インプラントは歯根膜がなく、天然歯と比べて、歯周組織への血液供給が少ないです。


歯根膜がなく血液供給が少ない分、天然歯と比べて、インプラントは歯周組織の回復力が多少弱まります。


歯周組織の回復力が多少弱まるため、ケアを怠った場合、インプラント周囲炎(歯周病)によって人工歯を失う可能性が高くなります。


なお、ケアを怠ると、むし歯・歯周病などによって歯を失うことがある点は天然歯も同じです。

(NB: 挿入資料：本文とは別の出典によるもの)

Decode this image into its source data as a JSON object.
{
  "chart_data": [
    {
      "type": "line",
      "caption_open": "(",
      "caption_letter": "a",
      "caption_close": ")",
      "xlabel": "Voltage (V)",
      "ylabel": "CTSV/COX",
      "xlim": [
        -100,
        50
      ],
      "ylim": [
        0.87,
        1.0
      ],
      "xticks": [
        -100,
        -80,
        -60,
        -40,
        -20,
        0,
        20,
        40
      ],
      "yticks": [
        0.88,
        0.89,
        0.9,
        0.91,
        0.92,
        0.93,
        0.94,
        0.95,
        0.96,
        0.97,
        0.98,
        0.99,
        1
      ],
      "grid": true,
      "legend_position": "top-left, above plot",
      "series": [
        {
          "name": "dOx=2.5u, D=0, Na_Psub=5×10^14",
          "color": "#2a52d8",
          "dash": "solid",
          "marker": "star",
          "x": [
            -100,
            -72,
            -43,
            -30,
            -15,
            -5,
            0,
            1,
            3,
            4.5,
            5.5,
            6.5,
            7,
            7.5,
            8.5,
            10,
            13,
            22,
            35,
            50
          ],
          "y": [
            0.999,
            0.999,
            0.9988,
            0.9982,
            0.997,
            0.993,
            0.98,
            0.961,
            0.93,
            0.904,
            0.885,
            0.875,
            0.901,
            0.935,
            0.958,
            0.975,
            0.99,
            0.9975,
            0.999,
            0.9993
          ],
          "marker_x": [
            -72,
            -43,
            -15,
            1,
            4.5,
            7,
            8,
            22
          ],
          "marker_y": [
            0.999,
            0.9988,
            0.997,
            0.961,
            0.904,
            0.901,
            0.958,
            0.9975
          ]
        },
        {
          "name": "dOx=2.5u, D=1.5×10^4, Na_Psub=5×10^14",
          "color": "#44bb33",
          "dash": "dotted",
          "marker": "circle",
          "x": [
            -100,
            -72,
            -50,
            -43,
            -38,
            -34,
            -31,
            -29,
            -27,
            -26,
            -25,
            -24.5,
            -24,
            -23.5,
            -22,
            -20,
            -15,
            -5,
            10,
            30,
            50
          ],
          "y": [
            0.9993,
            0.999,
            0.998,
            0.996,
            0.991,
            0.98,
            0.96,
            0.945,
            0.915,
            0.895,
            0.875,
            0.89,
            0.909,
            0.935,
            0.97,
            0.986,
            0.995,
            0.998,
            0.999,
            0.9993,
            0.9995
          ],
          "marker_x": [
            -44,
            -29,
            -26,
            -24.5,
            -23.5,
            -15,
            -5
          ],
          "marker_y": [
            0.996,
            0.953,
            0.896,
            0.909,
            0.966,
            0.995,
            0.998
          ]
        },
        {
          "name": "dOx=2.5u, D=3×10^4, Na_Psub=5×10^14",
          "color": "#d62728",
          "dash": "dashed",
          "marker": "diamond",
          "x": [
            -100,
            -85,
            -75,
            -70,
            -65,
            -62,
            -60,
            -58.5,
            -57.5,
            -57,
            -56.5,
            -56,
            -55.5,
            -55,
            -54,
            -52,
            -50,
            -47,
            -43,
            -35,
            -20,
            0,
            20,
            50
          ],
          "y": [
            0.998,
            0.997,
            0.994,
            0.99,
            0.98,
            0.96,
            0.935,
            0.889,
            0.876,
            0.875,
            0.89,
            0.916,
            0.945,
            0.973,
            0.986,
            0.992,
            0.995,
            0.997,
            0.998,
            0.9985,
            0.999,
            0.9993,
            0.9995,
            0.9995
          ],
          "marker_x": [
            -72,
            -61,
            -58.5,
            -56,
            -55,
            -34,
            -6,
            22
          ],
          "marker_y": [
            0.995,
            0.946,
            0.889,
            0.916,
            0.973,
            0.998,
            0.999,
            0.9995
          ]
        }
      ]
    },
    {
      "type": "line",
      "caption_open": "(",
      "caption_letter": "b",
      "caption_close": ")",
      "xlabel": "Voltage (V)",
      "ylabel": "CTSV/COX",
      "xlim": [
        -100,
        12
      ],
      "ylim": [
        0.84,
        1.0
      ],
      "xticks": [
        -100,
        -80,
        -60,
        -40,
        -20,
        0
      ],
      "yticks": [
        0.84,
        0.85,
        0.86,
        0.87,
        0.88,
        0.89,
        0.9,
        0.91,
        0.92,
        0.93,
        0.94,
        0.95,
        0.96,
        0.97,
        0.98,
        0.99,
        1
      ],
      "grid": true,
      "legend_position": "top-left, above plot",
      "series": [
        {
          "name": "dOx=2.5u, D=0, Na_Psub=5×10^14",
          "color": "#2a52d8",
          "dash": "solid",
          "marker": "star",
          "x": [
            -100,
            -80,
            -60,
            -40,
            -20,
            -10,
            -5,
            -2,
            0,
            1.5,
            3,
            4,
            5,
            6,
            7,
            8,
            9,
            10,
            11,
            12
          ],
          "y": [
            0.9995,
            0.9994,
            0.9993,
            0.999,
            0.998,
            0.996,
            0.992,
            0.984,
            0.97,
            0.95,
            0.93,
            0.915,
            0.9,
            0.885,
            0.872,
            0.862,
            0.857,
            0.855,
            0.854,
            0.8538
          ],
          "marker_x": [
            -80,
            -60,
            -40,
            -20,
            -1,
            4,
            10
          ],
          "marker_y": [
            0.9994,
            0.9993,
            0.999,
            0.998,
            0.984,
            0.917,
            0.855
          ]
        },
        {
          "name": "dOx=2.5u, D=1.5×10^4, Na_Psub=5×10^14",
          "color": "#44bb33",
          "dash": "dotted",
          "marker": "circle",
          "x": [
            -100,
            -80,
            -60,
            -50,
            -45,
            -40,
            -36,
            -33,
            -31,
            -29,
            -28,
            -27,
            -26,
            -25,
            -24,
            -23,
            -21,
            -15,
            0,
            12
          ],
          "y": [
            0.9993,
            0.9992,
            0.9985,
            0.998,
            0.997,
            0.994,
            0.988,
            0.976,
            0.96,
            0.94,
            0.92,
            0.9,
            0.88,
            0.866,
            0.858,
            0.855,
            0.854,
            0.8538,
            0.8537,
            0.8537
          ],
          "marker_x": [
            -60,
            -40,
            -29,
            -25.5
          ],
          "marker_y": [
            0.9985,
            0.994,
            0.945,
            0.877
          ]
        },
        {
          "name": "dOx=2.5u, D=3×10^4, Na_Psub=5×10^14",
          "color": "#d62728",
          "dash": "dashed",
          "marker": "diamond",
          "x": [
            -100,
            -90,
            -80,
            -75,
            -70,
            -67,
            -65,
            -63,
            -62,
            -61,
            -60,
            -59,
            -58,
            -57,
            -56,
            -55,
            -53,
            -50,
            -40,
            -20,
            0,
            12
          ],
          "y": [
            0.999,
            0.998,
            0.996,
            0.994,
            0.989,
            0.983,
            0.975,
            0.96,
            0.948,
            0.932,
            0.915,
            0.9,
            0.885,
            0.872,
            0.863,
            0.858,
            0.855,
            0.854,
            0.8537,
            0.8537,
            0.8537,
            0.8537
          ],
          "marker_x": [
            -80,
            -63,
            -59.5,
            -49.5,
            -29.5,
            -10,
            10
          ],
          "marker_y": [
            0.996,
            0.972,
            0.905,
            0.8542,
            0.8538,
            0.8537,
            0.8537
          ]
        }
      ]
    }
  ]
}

インプラント・天然歯、どちらも、毎日の歯磨きによるセルフケア+歯科医院での定期メンテナンスを継続して行うことで、インプラント・天然歯の寿命を延ばしやすくなります。


◎見た目の違い

インプラントの人工歯は、透明度が高いセラミック製が一般的です。セラミック製の人工歯を用いることで、天然歯に近い、自然な見た目に近づけられます。


(※)当院では、ジルコニアセラミックの

上部構造を採用しています。


自然な見た目に近づけられるインプラントですが、以下のような素材の人工歯の場合、不自然な白さに見えるケースも。


[不自然な白さに見えることがある人工歯の素材]


  • レジン(プラスチック樹脂)

  • 透明度が低いセラミック(従来型ジルコニアなど)


人工歯の素材に加え、歯ぐきとアバットメントのラインの合わせ方によっては、歯ぐきと人工歯の境目が不自然に見えてしまうおそれがあります。


【インプラントを安定させるためには、適切な治療と継続的なケアが大切です】


歯根膜がないなど、デメリットもあるインプラントですが、以下の2点を行うことで、インプラントを保ちやすくなります。


  • 患者さまのお口の状態を見極め、適切なインプラント治療を実施する

  • 治療後、継続してケア(セルフケア+歯科医院でのメンテナンス)を行う


天然歯と比べると、噛む機能の微妙な違い・血液供給が少ないなどの差が存在する、インプラント。


人工物のため天然歯との差はありますが、歯を失った方は人工歯根による高い安定性を持つインプラントはおすすめの補綴治療です。


インプラントにすることで、治療後は、弾力のあるお肉や野菜などの様々な食材をしっかり噛んで食事を楽しめるようになります。


歯・歯周組織の状態が悪くしっかり噛めていない方、失った歯の治療方法でお悩みの方は、ぜひ、この機会にインプラントをご検討ください。